Recently Carl Trueman posted some comments
regarding Frank Beckwith's return to the Catholic Church. I want to say first
that I appreciate Carl's gracious and charitable treatment of Frank. Some of
the comments in the combox on Frank's site fell short of that a bit. But Carl's
article is especially commendable in that respect.
I do take issue with a couple things Carl writes. At one point he says,
"But to argue that the patristic authors are more Catholic than Protestant
is arguably to impose anachronistic categories upon the first five
centuries."
For a Catholic, such a statement is question-begging, because it implies that
the Catholic Church began in the sixth century, and that the Church which
Christ founded either ceased to exist at least by the end of the fifth century,
or continued on after that time as something other than the Catholic Church.
Obviously I don't expect Carl to take a Catholic starting position when
refuting Catholicism; but logic doesn't look favorably on taking a ~X starting
point in order to refute X. :-)
When Carl talks about the justification issue, he says the following:
"But the key differences -- impartation versus imputation, and the
instrumentality of faith -- are mutually exclusive. One has got to be wrong,
both may be wrong, but both cannot be right."
It seems to me that impartation is not incompatible with imputation. Rather,
impartation would be incompatible with "imputation alone". Nothing
about impartation excludes imputation. If Christ is truly imparting His
righteousness to me, why can't he also be imputing His righteousness to me?
Likewise, it seems to me that the Catholic position is not incompatible with
"the instrumentality of faith", but rather with the claim that
"only faith is instrumental" (not to be confused with ["faith
alone" can be instrumental], which the Catholic Church accepts, since it
affirms the salvation of the thief on the cross, maintaining that through his
faith (revealed in his words) he obtained what is called a "baptism of
desire" and entrance into the kingdom of heaven).

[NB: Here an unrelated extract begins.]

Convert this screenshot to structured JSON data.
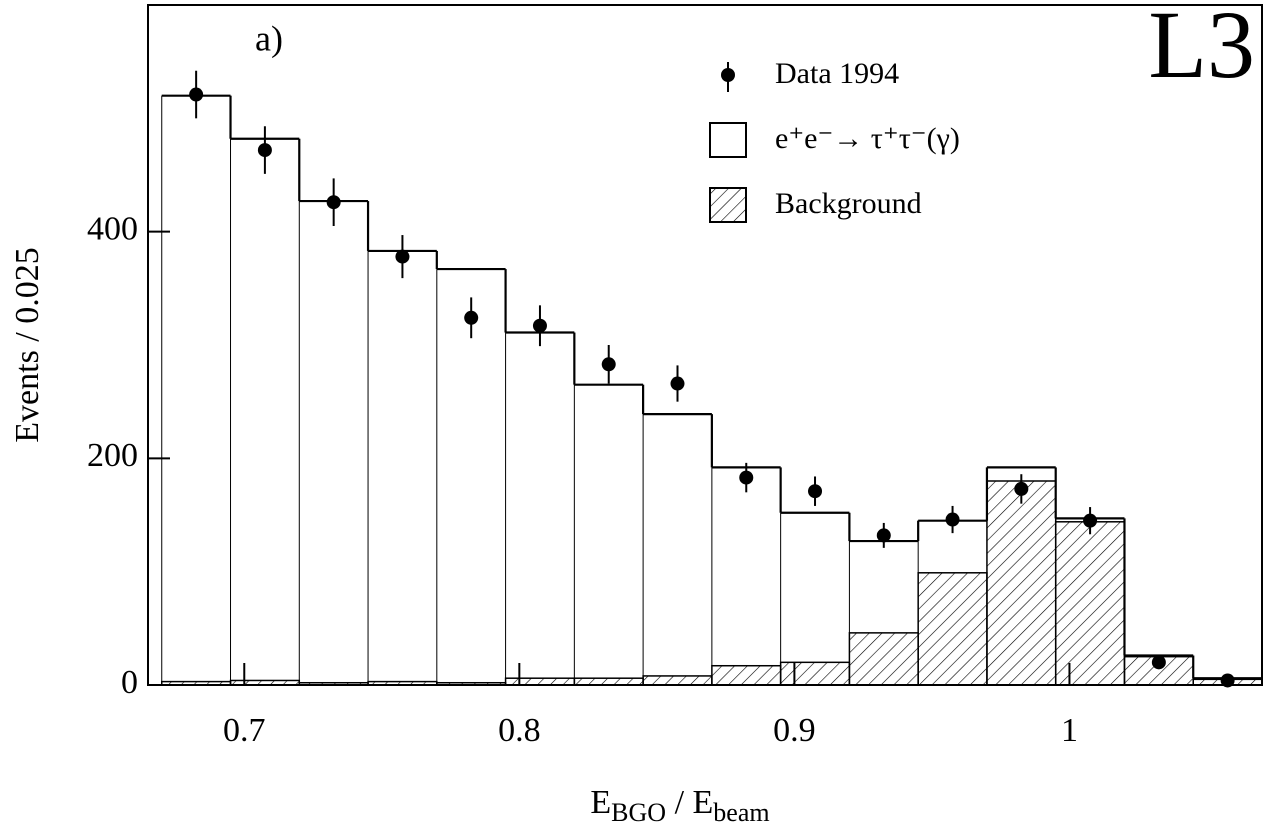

On the issue of assurance, I think Carl treats the "Protestant
teaching" as though it were identical to the Reformed position (if there
is indeed just one Reformed position on assurance). But in my experience many
Protestants hold a position on this issue that is closer to the Catholic
position than the Reformed position. I simply wouldn't refer to *the* Protestant
view on assurance.
Regarding the issue of justification Carl writes,
"But, if Beckwith genuinely sees Scripture as ambiguous or unclear on
this, he is right to return to Rome:"
Carl writes as though he is unaware of the historical and present disagreements
within Protestantism on this issue. Must a Protestant either (1) imagine that
all other Protestants agree with him on justification, or (2) believe that
those Protestants disagreeing with him on justification are so benighted that
they cannot even understand what is unambiguous and clear, in order to avoid
the need for the Catholic Church? That looks to me like an argument *for*, not
*against*, the Catholic Church.
Carl dismisses the notion that the Catholic Church is historically and
theologically continuous with the early church as "romantic". But I
wonder whether the view he implies is not itself more properly described as
ecclesiastically deistic and cynical. What exactly happened to the Church
Christ founded? Did Christ abandon it such that the gates of hell prevailed
against it and it ceased to exist at some point in time, or did Christ found
only an invisible Church (i.e. the set of all believers)? It is not enough to
dismiss the Catholic position as "romantic"; some alternative account
needs to be supplied. (Maybe he has done so elsewhere, and I am simply unaware
of it.)
In his "shot across the bows", he goes after papal authority,
writing:
"I know of no more practically flexible and ultimately meaningless notion
of authority than that which has historically been practiced by the
papacy."
It is hard to know whether "practically flexible" is a praise or
complaint, so I won't touch it. But neither do I have any idea what to make of
"ultimately meaningless notion of authority". The claim that a
concept or idea is "meaningless" is sometimes an attempt to claim
that the concept in question is nonsensical or incoherent or unintelligible.
Sometimes it reduces to "I don't understand it." Or does he mean that
he thinks that papal authority is ineffectual at the local level? I could
speculate, but I would rather wait for clarification. If the notion of papal
authority is, in his view, too ineffectual, then it is hard to see how the
issue of papal authority could still be a justifying reason for remaining in
schism with the Catholic Church. Surely he isn't holding out for a stronger
pope! Of course, the very idea of being in schism by being separated (in some
respect) from the Catholic Church, imports that 'romantic' notion of the Church
that he rejects. But if the Church is the Bride of Christ, shouldn't we expect
some romance! :-)
I was especially fascinated by the last paragraph in Trueman's article,. I think it is, unfortunately, a rather accurate diagnosis of the state of the ETS, a state that (in my view and in
Newman's) inevitably follows from rejecting Church authority, including the
authority of the very first Ecumenical Councils.